Humana Contract With UofL Physicians Ending

Got Humana? Well… no agreement’s been reached with Humana and University of Louisville phsyicians, so the contract ends tonight at midnight.

UofL sent letters to patients who have Humana updating them on possible outcomes. And a ton of employers and brokers have also been contacted.

Here’s a snippet from the latest press release from UofL physicians:

Patients have been encouraged to contact Humana to learn how their health coverage will be affected. Most will have to change doctors or pay out-of-network charges. Employers may need to consider changing insurance carriers if they still wish in-network coverage for their employees.

Humana initiated the dispute by demanding a 10% decrease in reimbursements. UofL Physicians rejected that demand and provided a counter-offer that was more in line with comparable reimbursements. Humana has rejected that offer.

Humana is a for-profit business with their executives getting millions of dollars in bonuses.
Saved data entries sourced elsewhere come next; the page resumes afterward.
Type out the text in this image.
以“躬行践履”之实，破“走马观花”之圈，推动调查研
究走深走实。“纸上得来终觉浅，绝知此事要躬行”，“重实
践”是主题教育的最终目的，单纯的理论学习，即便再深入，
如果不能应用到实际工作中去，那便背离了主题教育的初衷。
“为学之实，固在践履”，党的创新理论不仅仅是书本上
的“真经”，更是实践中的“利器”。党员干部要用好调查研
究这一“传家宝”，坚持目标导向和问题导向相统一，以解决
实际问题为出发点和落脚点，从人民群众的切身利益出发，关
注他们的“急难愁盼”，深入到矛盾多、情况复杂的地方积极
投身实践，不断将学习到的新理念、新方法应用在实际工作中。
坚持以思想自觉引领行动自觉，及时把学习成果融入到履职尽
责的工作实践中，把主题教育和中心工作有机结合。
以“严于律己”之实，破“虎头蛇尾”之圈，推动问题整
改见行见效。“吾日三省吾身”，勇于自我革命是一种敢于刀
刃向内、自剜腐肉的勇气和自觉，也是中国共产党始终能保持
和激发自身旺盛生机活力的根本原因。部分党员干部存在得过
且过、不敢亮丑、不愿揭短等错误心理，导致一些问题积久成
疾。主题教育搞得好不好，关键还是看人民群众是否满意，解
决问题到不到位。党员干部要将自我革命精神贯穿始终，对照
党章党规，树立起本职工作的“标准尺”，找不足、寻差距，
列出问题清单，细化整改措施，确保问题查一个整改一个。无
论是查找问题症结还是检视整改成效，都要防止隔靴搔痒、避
Last year, their CEO received a bonus of $1.8 million over his million dollar salary.

Humana had a 65% increase in profits in 2009 worth billions of dollars.

UofL Physicians represents the largest collection of specialist physicians in the region with those specialists representing nearly every conceivable adult and pediatric medical and surgical discipline.
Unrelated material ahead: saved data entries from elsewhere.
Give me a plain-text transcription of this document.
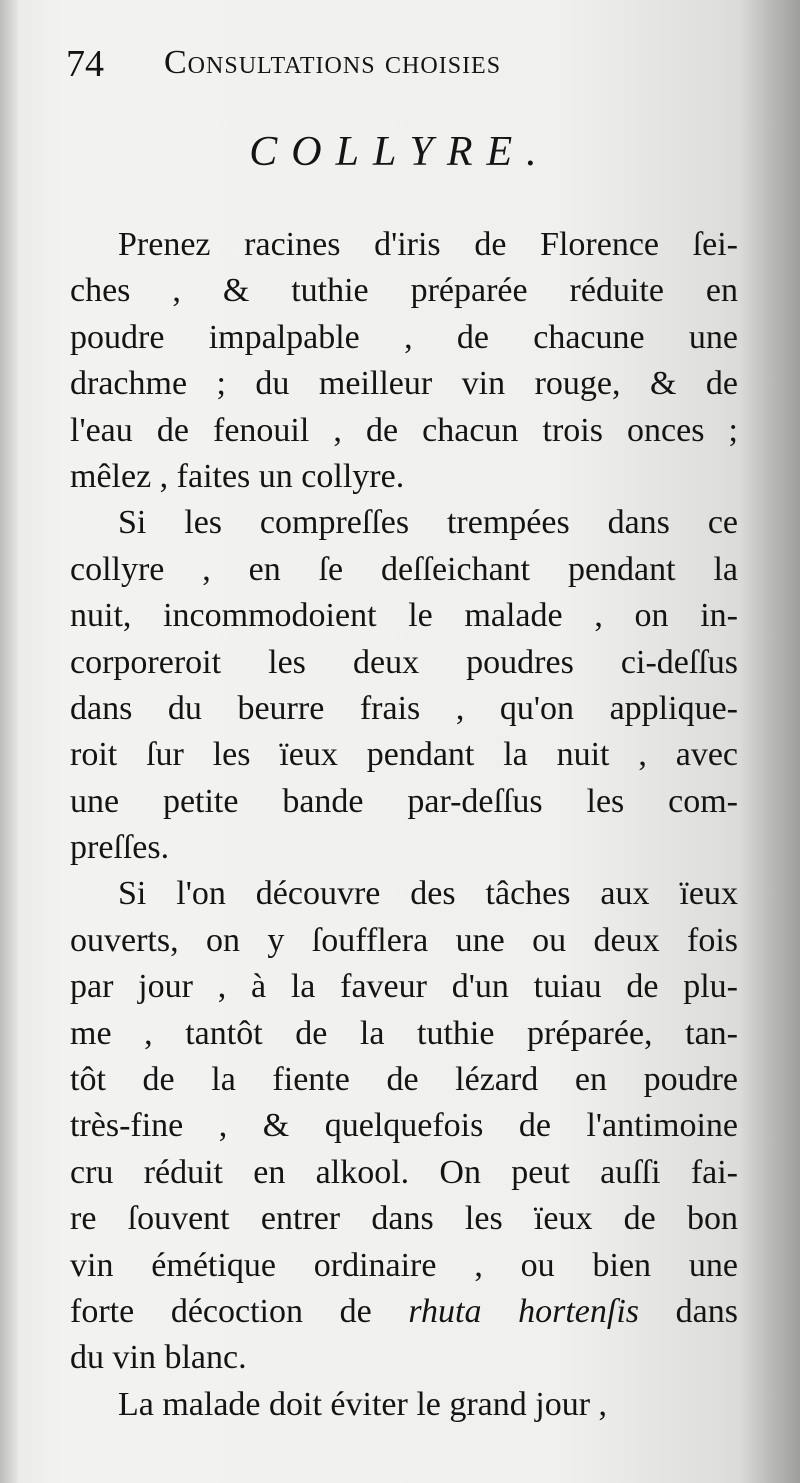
74 Consultations choisies
COLLYRE.
Prenez racines d'iris de Florence ſei-
ches , & tuthie préparée réduite en
poudre impalpable , de chacune une
drachme ; du meilleur vin rouge, & de
l'eau de fenouil , de chacun trois onces ;
mêlez , faites un collyre.
Si les compreſſes trempées dans ce
collyre , en ſe deſſeichant pendant la
nuit, incommodoient le malade , on in-
corporeroit les deux poudres ci-deſſus
dans du beurre frais , qu'on applique-
roit ſur les ïeux pendant la nuit , avec
une petite bande par-deſſus les com-
preſſes.
Si l'on découvre des tâches aux ïeux
ouverts, on y ſoufflera une ou deux fois
par jour , à la faveur d'un tuiau de plu-
me , tantôt de la tuthie préparée, tan-
tôt de la fiente de lézard en poudre
très-fine , & quelquefois de l'antimoine
cru réduit en alkool. On peut auſſi fai-
re ſouvent entrer dans les ïeux de bon
vin émétique ordinaire , ou bien une
forte décoction de rhuta hortenſis dans
du vin blanc.
La malade doit éviter le grand jour ,
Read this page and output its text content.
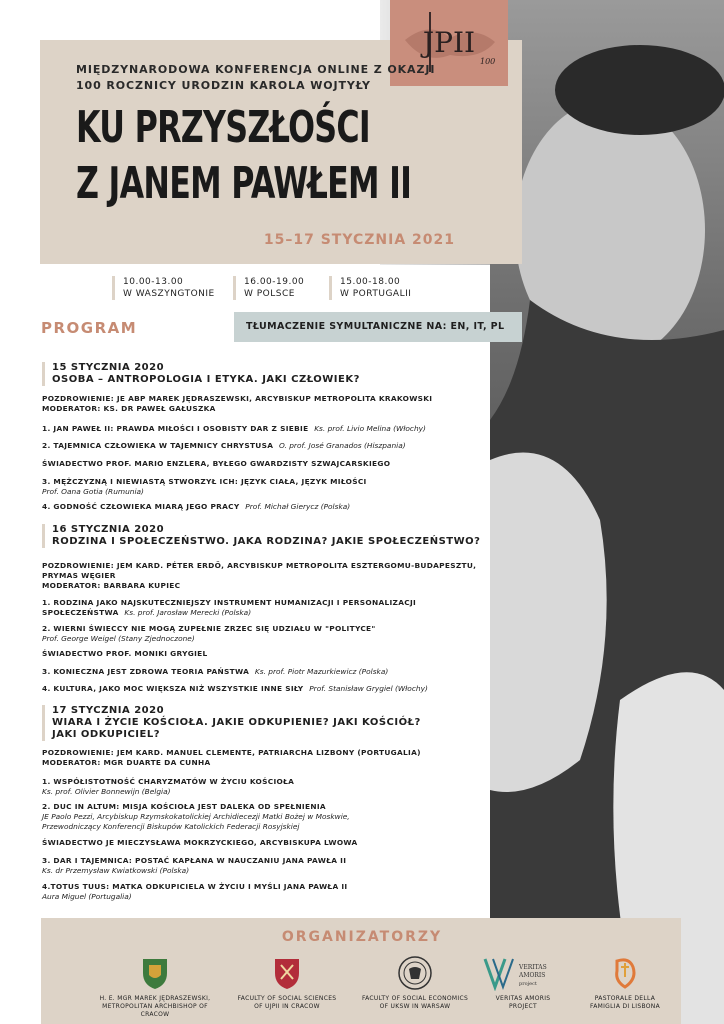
JPII
100
MIĘDZYNARODOWA KONFERENCJA ONLINE Z OKAZJI
100 ROCZNICY URODZIN KAROLA WOJTYŁY
KU PRZYSZŁOŚCI
Z JANEM PAWŁEM II
15–17 STYCZNIA 2021
10.00-13.00
W WASZYNGTONIE
16.00-19.00
W POLSCE
15.00-18.00
W PORTUGALII
PROGRAM	TŁUMACZENIE SYMULTANICZNE NA: EN, IT, PL
15 STYCZNIA 2020
OSOBA – ANTROPOLOGIA I ETYKA. JAKI CZŁOWIEK?
POZDROWIENIE: JE ABP MAREK JĘDRASZEWSKI, ARCYBISKUP METROPOLITA KRAKOWSKI
MODERATOR: KS. DR PAWEŁ GAŁUSZKA
1. JAN PAWEŁ II: PRAWDA MIŁOŚCI I OSOBISTY DAR Z SIEBIE Ks. prof. Livio Melina (Włochy)
2. TAJEMNICA CZŁOWIEKA W TAJEMNICY CHRYSTUSA O. prof. José Granados (Hiszpania)
ŚWIADECTWO PROF. MARIO ENZLERA, BYŁEGO GWARDZISTY SZWAJCARSKIEGO
3. MĘŻCZYZNĄ I NIEWIASTĄ STWORZYŁ ICH: JĘZYK CIAŁA, JĘZYK MIŁOŚCI
Prof. Oana Gotia (Rumunia)
4. GODNOŚĆ CZŁOWIEKA MIARĄ JEGO PRACY Prof. Michał Gierycz (Polska)
16 STYCZNIA 2020
RODZINA I SPOŁECZEŃSTWO. JAKA RODZINA? JAKIE SPOŁECZEŃSTWO?
POZDROWIENIE: JEM KARD. PÉTER ERDŐ, ARCYBISKUP METROPOLITA ESZTERGOMU-BUDAPESZTU,
PRYMAS WĘGIER
MODERATOR: BARBARA KUPIEC
1. RODZINA JAKO NAJSKUTECZNIEJSZY INSTRUMENT HUMANIZACJI I PERSONALIZACJI
SPOŁECZEŃSTWA Ks. prof. Jarosław Merecki (Polska)
2. WIERNI ŚWIECCY NIE MOGĄ ZUPEŁNIE ZRZEC SIĘ UDZIAŁU W "POLITYCE"
Prof. George Weigel (Stany Zjednoczone)
ŚWIADECTWO PROF. MONIKI GRYGIEL
3. KONIECZNA JEST ZDROWA TEORIA PAŃSTWA Ks. prof. Piotr Mazurkiewicz (Polska)
4. KULTURA, JAKO MOC WIĘKSZA NIŻ WSZYSTKIE INNE SIŁY Prof. Stanisław Grygiel (Włochy)
17 STYCZNIA 2020
WIARA I ŻYCIE KOŚCIOŁA. JAKIE ODKUPIENIE? JAKI KOŚCIÓŁ?
JAKI ODKUPICIEL?
POZDROWIENIE: JEM KARD. MANUEL CLEMENTE, PATRIARCHA LIZBONY (PORTUGALIA)
MODERATOR: MGR DUARTE DA CUNHA
1. WSPÓŁISTOTNOŚĆ CHARYZMATÓW W ŻYCIU KOŚCIOŁA
Ks. prof. Olivier Bonnewijn (Belgia)
2. DUC IN ALTUM: MISJA KOŚCIOŁA JEST DALEKA OD SPEŁNIENIA
JE Paolo Pezzi, Arcybiskup Rzymskokatolickiej Archidiecezji Matki Bożej w Moskwie,
Przewodniczący Konferencji Biskupów Katolickich Federacji Rosyjskiej
ŚWIADECTWO JE MIECZYSŁAWA MOKRZYCKIEGO, ARCYBISKUPA LWOWA
3. DAR I TAJEMNICA: POSTAĆ KAPŁANA W NAUCZANIU JANA PAWŁA II
Ks. dr Przemysław Kwiatkowski (Polska)
4.TOTUS TUUS: MATKA ODKUPICIELA W ŻYCIU I MYŚLI JANA PAWŁA II
Aura Miguel (Portugalia)
ORGANIZATORZY
H. E. MGR MAREK JĘDRASZEWSKI,
METROPOLITAN ARCHBISHOP OF CRACOW
FACULTY OF SOCIAL SCIENCES
OF UJPII IN CRACOW
FACULTY OF SOCIAL ECONOMICS
OF UKSW IN WARSAW
VERITAS
AMORIS
project
VERITAS AMORIS
PROJECT
PASTORALE DELLA
FAMIGLIA DI LISBONA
UofL Physicians is principally responsible for staffing at Kosair Children’s Hospital and UofL Hospital, and provides care for patients at hospitals throughout the city, including UofL Hospital, Kosair Children’s Hospital, the James Graham Brown Cancer Center, Norton Hospital, Jewish Hospital, Baptist East Hospital, and at a number of inpatient and outpatient sites around the state.

Click here for more details. If you’re insured by Humana and utilize UofL doctors, click here for information that could come in handy.

UofL doesn’t seem to be taking this in stride. Any predictions?

1 thought on “Humana Contract With UofL Physicians Ending

  1. People who buy health insurance through group health plans (i.e. employer-sponsored & subsidized plans) should expect to experience this Insurance phenomenon more often in the future as physicians and group health insurers fight more aggressively over healthcare dollars. I went through this phenomenon last year when Norton and Anthem went head:head. If I had needed to see my PCP, I would’ve had to pay cash at list-price while simultaneously paying a small bundle every 2 weeks at work. People should think about having a back-up plan for how to pay for healthcare when they aren’t able to use their active group health plan.